I Used Google BigQuery to Map the Locations Mentioned in Herman Melville's Books - hobbescotch
https://script.google.com/macros/s/AKfycbwjBFsW4ipv3ivKZ7bEYA_B5ElDlO-g6F3f0oa8xKlH8k-Z2ac/exec
======
hobbescotch
First off, just wanted to say that I'm in the process of learning programming.
I'm an English lit major and this is just a project that I've been using to
learn.

I recently used BigQuery (in conjunction with Google Apps Scripts and Sheets)
to get all the coordinates of all the locations mentioned in Herman Melville's
works. I then mapped those coordinates using the Google Maps Javascript API.

You can click on each bubble for the name of the location and how many times
it was mentioned. Bubble size is relative to amount of mentions.

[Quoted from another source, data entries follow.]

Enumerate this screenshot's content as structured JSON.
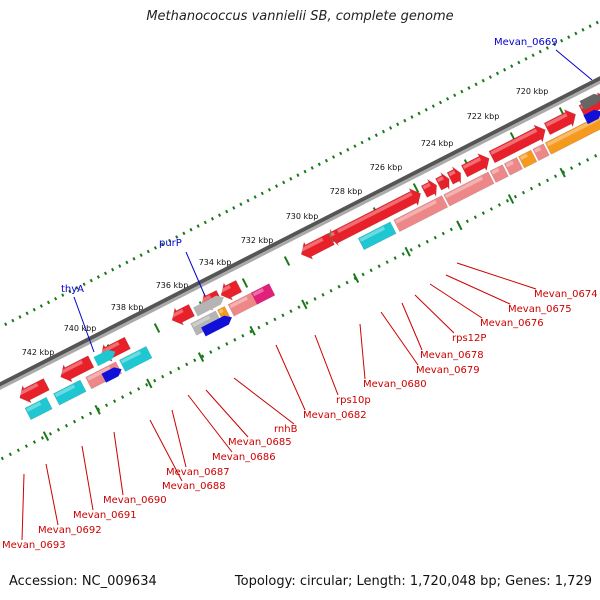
{
  "title": "Methanococcus vannielii SB, complete genome",
  "footer": {
    "accession": "Accession: NC_009634",
    "summary": "Topology: circular; Length: 1,720,048 bp; Genes: 1,729"
  },
  "colors": {
    "red": "#e8202a",
    "pink": "#ee8888",
    "orange": "#f59a1e",
    "cyan": "#1ec8d2",
    "grey": "#b4b4b4",
    "blue": "#1010d8",
    "magenta": "#e0207a",
    "label_red": "#cc0000",
    "label_blue": "#0000cc"
  },
  "scale": {
    "unit": "kbp",
    "ticks": [
      {
        "label": "742 kbp"
      },
      {
        "label": "740 kbp"
      },
      {
        "label": "738 kbp"
      },
      {
        "label": "736 kbp"
      },
      {
        "label": "734 kbp"
      },
      {
        "label": "732 kbp"
      },
      {
        "label": "730 kbp"
      },
      {
        "label": "728 kbp"
      },
      {
        "label": "726 kbp"
      },
      {
        "label": "724 kbp"
      },
      {
        "label": "722 kbp"
      },
      {
        "label": "720 kbp"
      }
    ]
  },
  "top_labels": [
    {
      "text": "Mevan_0669"
    },
    {
      "text": "purP"
    },
    {
      "text": "thyA"
    }
  ],
  "bottom_labels": [
    {
      "text": "Mevan_0674"
    },
    {
      "text": "Mevan_0675"
    },
    {
      "text": "Mevan_0676"
    },
    {
      "text": "rps12P"
    },
    {
      "text": "Mevan_0678"
    },
    {
      "text": "Mevan_0679"
    },
    {
      "text": "Mevan_0680"
    },
    {
      "text": "rps10p"
    },
    {
      "text": "Mevan_0682"
    },
    {
      "text": "rnhB"
    },
    {
      "text": "Mevan_0685"
    },
    {
      "text": "Mevan_0686"
    },
    {
      "text": "Mevan_0687"
    },
    {
      "text": "Mevan_0688"
    },
    {
      "text": "Mevan_0690"
    },
    {
      "text": "Mevan_0691"
    },
    {
      "text": "Mevan_0692"
    },
    {
      "text": "Mevan_0693"
    }
  ]
}
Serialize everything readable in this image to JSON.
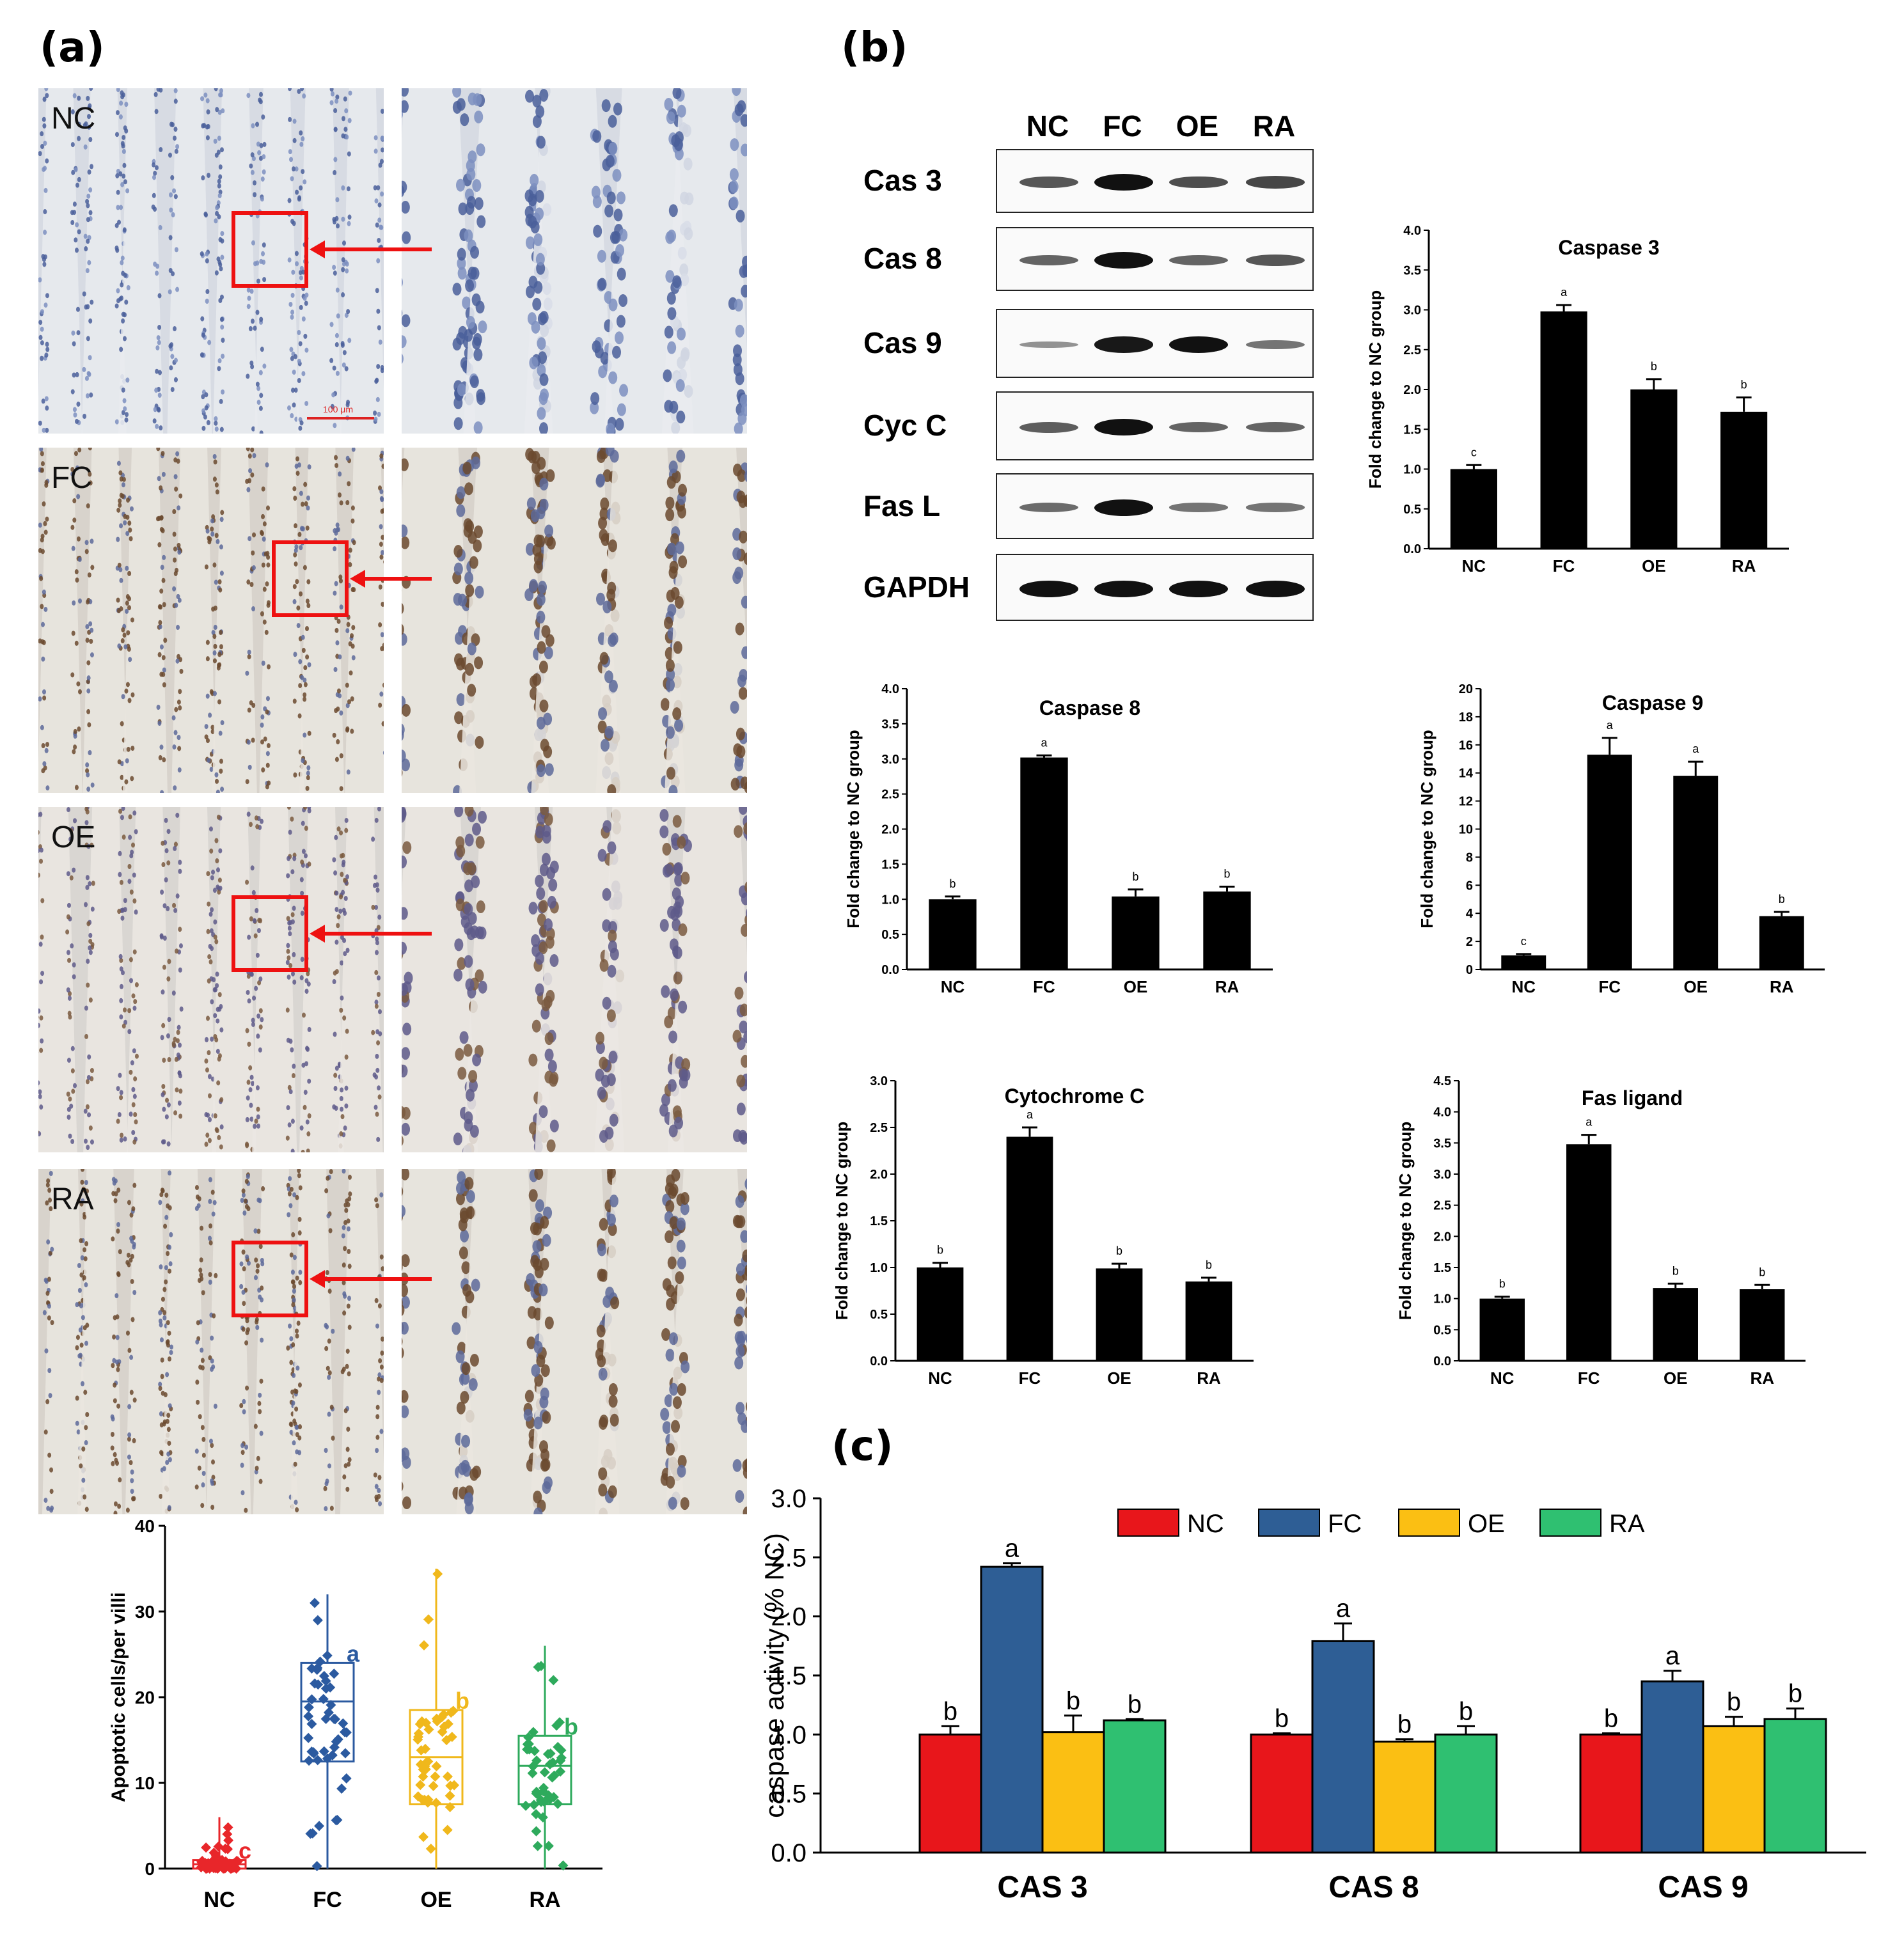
{
  "panel_labels": {
    "a": "(a)",
    "b": "(b)",
    "c": "(c)"
  },
  "micrographs": [
    {
      "label": "NC",
      "tone": "blue"
    },
    {
      "label": "FC",
      "tone": "brown"
    },
    {
      "label": "OE",
      "tone": "mixed"
    },
    {
      "label": "RA",
      "tone": "brown"
    }
  ],
  "scale_bar_text": "100 μm",
  "western_blot": {
    "groups": [
      "NC",
      "FC",
      "OE",
      "RA"
    ],
    "rows": [
      {
        "name": "Cas 3",
        "intensity": [
          0.55,
          1.0,
          0.6,
          0.65
        ]
      },
      {
        "name": "Cas 8",
        "intensity": [
          0.45,
          1.0,
          0.45,
          0.55
        ]
      },
      {
        "name": "Cas 9",
        "intensity": [
          0.15,
          0.95,
          1.0,
          0.35
        ]
      },
      {
        "name": "Cyc C",
        "intensity": [
          0.5,
          1.0,
          0.45,
          0.45
        ]
      },
      {
        "name": "Fas L",
        "intensity": [
          0.4,
          1.0,
          0.35,
          0.35
        ]
      },
      {
        "name": "GAPDH",
        "intensity": [
          1.0,
          1.0,
          1.0,
          1.0
        ]
      }
    ]
  },
  "chart_data": [
    {
      "type": "box",
      "panel": "a",
      "ylabel": "Apoptotic cells/per villi",
      "categories": [
        "NC",
        "FC",
        "OE",
        "RA"
      ],
      "ylim": [
        0,
        40
      ],
      "yticks": [
        0,
        10,
        20,
        30,
        40
      ],
      "colors": [
        "#e8262a",
        "#2b5aa0",
        "#f0b81c",
        "#2eaa5c"
      ],
      "boxes": [
        {
          "q1": 0,
          "median": 0.5,
          "q3": 1,
          "min": 0,
          "max": 6,
          "letter": "c"
        },
        {
          "q1": 12.5,
          "median": 19.5,
          "q3": 24,
          "min": 0,
          "max": 32,
          "letter": "a"
        },
        {
          "q1": 7.5,
          "median": 13,
          "q3": 18.5,
          "min": 0,
          "max": 35,
          "letter": "b"
        },
        {
          "q1": 7.5,
          "median": 12,
          "q3": 15.5,
          "min": 0,
          "max": 26,
          "letter": "b"
        }
      ]
    },
    {
      "type": "bar",
      "panel": "b",
      "title": "Caspase 3",
      "ylabel": "Fold change to NC group",
      "categories": [
        "NC",
        "FC",
        "OE",
        "RA"
      ],
      "values": [
        1.0,
        2.98,
        2.0,
        1.72
      ],
      "errors": [
        0.05,
        0.08,
        0.13,
        0.18
      ],
      "letters": [
        "c",
        "a",
        "b",
        "b"
      ],
      "ylim": [
        0,
        4.0
      ],
      "yticks": [
        "0.0",
        "0.5",
        "1.0",
        "1.5",
        "2.0",
        "2.5",
        "3.0",
        "3.5",
        "4.0"
      ]
    },
    {
      "type": "bar",
      "panel": "b",
      "title": "Caspase 8",
      "ylabel": "Fold change to NC group",
      "categories": [
        "NC",
        "FC",
        "OE",
        "RA"
      ],
      "values": [
        1.0,
        3.02,
        1.04,
        1.11
      ],
      "errors": [
        0.04,
        0.03,
        0.1,
        0.07
      ],
      "letters": [
        "b",
        "a",
        "b",
        "b"
      ],
      "ylim": [
        0,
        4.0
      ],
      "yticks": [
        "0.0",
        "0.5",
        "1.0",
        "1.5",
        "2.0",
        "2.5",
        "3.0",
        "3.5",
        "4.0"
      ]
    },
    {
      "type": "bar",
      "panel": "b",
      "title": "Caspase 9",
      "ylabel": "Fold change to NC group",
      "categories": [
        "NC",
        "FC",
        "OE",
        "RA"
      ],
      "values": [
        1.0,
        15.3,
        13.8,
        3.8
      ],
      "errors": [
        0.1,
        1.2,
        1.0,
        0.3
      ],
      "letters": [
        "c",
        "a",
        "a",
        "b"
      ],
      "ylim": [
        0,
        20
      ],
      "yticks": [
        "0",
        "2",
        "4",
        "6",
        "8",
        "10",
        "12",
        "14",
        "16",
        "18",
        "20"
      ]
    },
    {
      "type": "bar",
      "panel": "b",
      "title": "Cytochrome C",
      "ylabel": "Fold change to NC group",
      "categories": [
        "NC",
        "FC",
        "OE",
        "RA"
      ],
      "values": [
        1.0,
        2.4,
        0.99,
        0.85
      ],
      "errors": [
        0.05,
        0.1,
        0.05,
        0.04
      ],
      "letters": [
        "b",
        "a",
        "b",
        "b"
      ],
      "ylim": [
        0,
        3.0
      ],
      "yticks": [
        "0.0",
        "0.5",
        "1.0",
        "1.5",
        "2.0",
        "2.5",
        "3.0"
      ]
    },
    {
      "type": "bar",
      "panel": "b",
      "title": "Fas ligand",
      "ylabel": "Fold change to NC group",
      "categories": [
        "NC",
        "FC",
        "OE",
        "RA"
      ],
      "values": [
        1.0,
        3.48,
        1.17,
        1.15
      ],
      "errors": [
        0.03,
        0.15,
        0.07,
        0.07
      ],
      "letters": [
        "b",
        "a",
        "b",
        "b"
      ],
      "ylim": [
        0,
        4.5
      ],
      "yticks": [
        "0.0",
        "0.5",
        "1.0",
        "1.5",
        "2.0",
        "2.5",
        "3.0",
        "3.5",
        "4.0",
        "4.5"
      ]
    },
    {
      "type": "grouped-bar",
      "panel": "c",
      "ylabel": "caspase activity (% NC)",
      "categories": [
        "CAS 3",
        "CAS 8",
        "CAS 9"
      ],
      "ylim": [
        0,
        3.0
      ],
      "yticks": [
        "0.0",
        "0.5",
        "1.0",
        "1.5",
        "2.0",
        "2.5",
        "3.0"
      ],
      "legend_position": "top",
      "series": [
        {
          "name": "NC",
          "color": "#e8161b",
          "values": [
            1.0,
            1.0,
            1.0
          ],
          "errors": [
            0.07,
            0.01,
            0.01
          ],
          "letters": [
            "b",
            "b",
            "b"
          ]
        },
        {
          "name": "FC",
          "color": "#2e5e95",
          "values": [
            2.42,
            1.79,
            1.45
          ],
          "errors": [
            0.03,
            0.15,
            0.09
          ],
          "letters": [
            "a",
            "a",
            "a"
          ]
        },
        {
          "name": "OE",
          "color": "#fbbf13",
          "values": [
            1.02,
            0.94,
            1.07
          ],
          "errors": [
            0.14,
            0.02,
            0.08
          ],
          "letters": [
            "b",
            "b",
            "b"
          ]
        },
        {
          "name": "RA",
          "color": "#2fc071",
          "values": [
            1.12,
            1.0,
            1.13
          ],
          "errors": [
            0.01,
            0.07,
            0.09
          ],
          "letters": [
            "b",
            "b",
            "b"
          ]
        }
      ]
    }
  ]
}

For more details on how the maps were made, I set up a more technical
(although probably poorly written) blog post here:
[http://www.gregorygascon.com/blog/2016/4/25/mapping-
literatu...](http://www.gregorygascon.com/blog/2016/4/25/mapping-literature-
with-google-bigquery-and-maps-javascript-api)

Also big thanks to [http://gdeltproject.org/](http://gdeltproject.org/) for
the datasets!

------
paragraft
Neat idea. Do you know why it missed Nantucket? (Gets heavy mention in Moby
Dick).